I don't get to have lunch with other philosophers that often.
By "philosophers" I mean those up on the gossip of Philosophy.
Take Rorty for example, my prof at Princeton. Was he unhappy at Princeton because the Anglos always want to be Analytic? My impression of Haack's critique of Rorty is that it has to do with the latter's lack of appreciation for Peirce.
My take on that front is Rorty took the later Wittgenstein seriously and didn't see a future for Logic in the sense of Fundamentals ala Bertrand Russell.
So a fourth volume was to take up geometric beginnings, and Whitehead was to write that one? Whitehead is classified as an American philosopher because of his focus on Process? I hadn't heard that.
Peirce's inability to score a lasting position at Harvard wasn't Rorty's fault at least.

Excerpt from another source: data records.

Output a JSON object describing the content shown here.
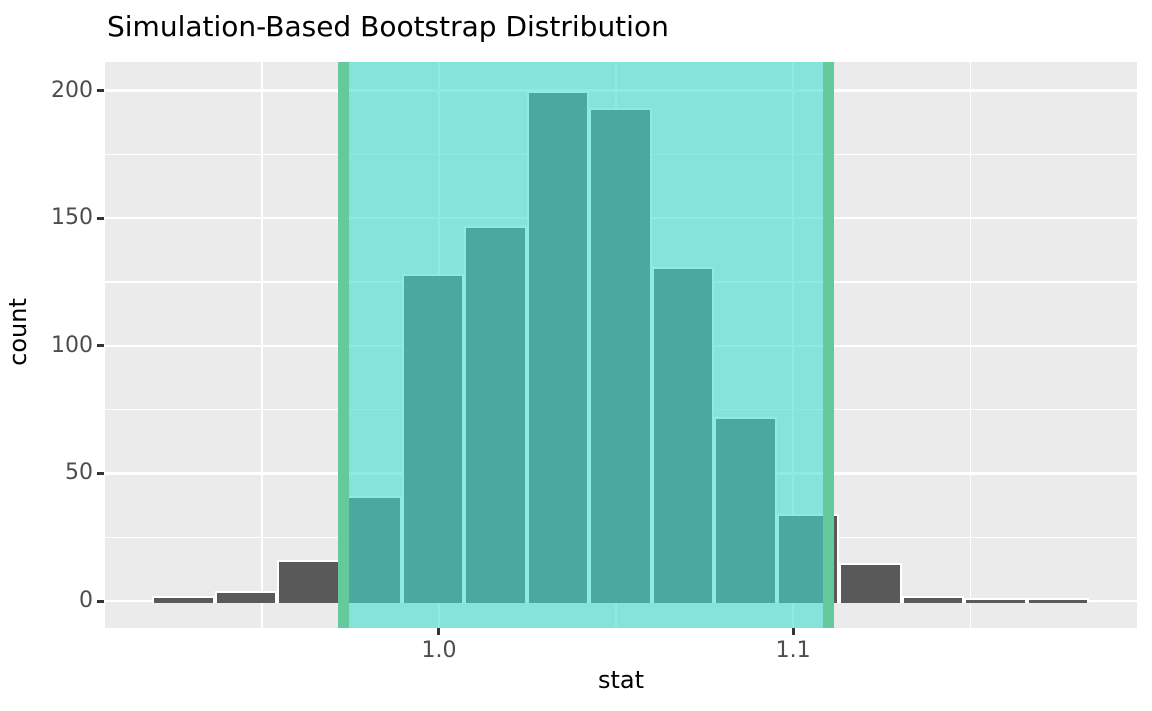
{
  "title": "Simulation-Based Bootstrap Distribution",
  "colors": {
    "text": "#000000",
    "tick_label": "#4D4D4D",
    "tick_mark": "#333333",
    "panel_background": "#EBEBEB",
    "gridline": "#FFFFFF",
    "bar_fill": "#595959",
    "bar_stroke": "#FFFFFF",
    "shade_fill": "#40E0D0",
    "shade_alpha": 0.6,
    "ci_line": "#64CA9D"
  },
  "chart_data": {
    "type": "bar",
    "subtype": "histogram",
    "title": "Simulation-Based Bootstrap Distribution",
    "xlabel": "stat",
    "ylabel": "count",
    "grid": true,
    "legend": false,
    "x_axis": {
      "range": [
        0.9057,
        1.1971
      ],
      "ticks": [
        {
          "value": 1.0,
          "label": "1.0"
        },
        {
          "value": 1.1,
          "label": "1.1"
        }
      ],
      "minor": [
        0.95,
        1.05,
        1.15
      ]
    },
    "y_axis": {
      "range": [
        0,
        211
      ],
      "ticks": [
        {
          "value": 0,
          "label": "0"
        },
        {
          "value": 50,
          "label": "50"
        },
        {
          "value": 100,
          "label": "100"
        },
        {
          "value": 150,
          "label": "150"
        },
        {
          "value": 200,
          "label": "200"
        }
      ],
      "minor": [
        25,
        75,
        125,
        175
      ]
    },
    "bins": {
      "start": 0.919,
      "width": 0.01764,
      "counts": [
        2,
        4,
        16,
        41,
        128,
        147,
        200,
        193,
        131,
        72,
        34,
        15,
        2,
        1,
        1
      ]
    },
    "confidence_interval": {
      "lower": 0.973,
      "upper": 1.11
    }
  }
}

Propositional Calculus kept the seat warm for electronic modeling languages to come, in some respects. Boolean Algebra came into its own during the silicon circuitry revolution. If the pragmatic task at hand is to model the workflows of a busy airport, then isn't Python way more competent than anything from the age portrayed in Logicomix?
To what extent is the formal logic of the 20th Century an art form, on which little of practical value now hinges? Computer languages, and computer science, have relieved the logicians of their "heavy" burden.
Some detractors say Rorty's skills as a logician were too limiting, which is why his contributions to philosophy were at best mediocre (mean).
Others say his focus, on Continental authors, and on ethics and aesthetics, areas irreducible to logic, were consistent with his view of philosophy as a branch of literature, less a STEM subject, not a science.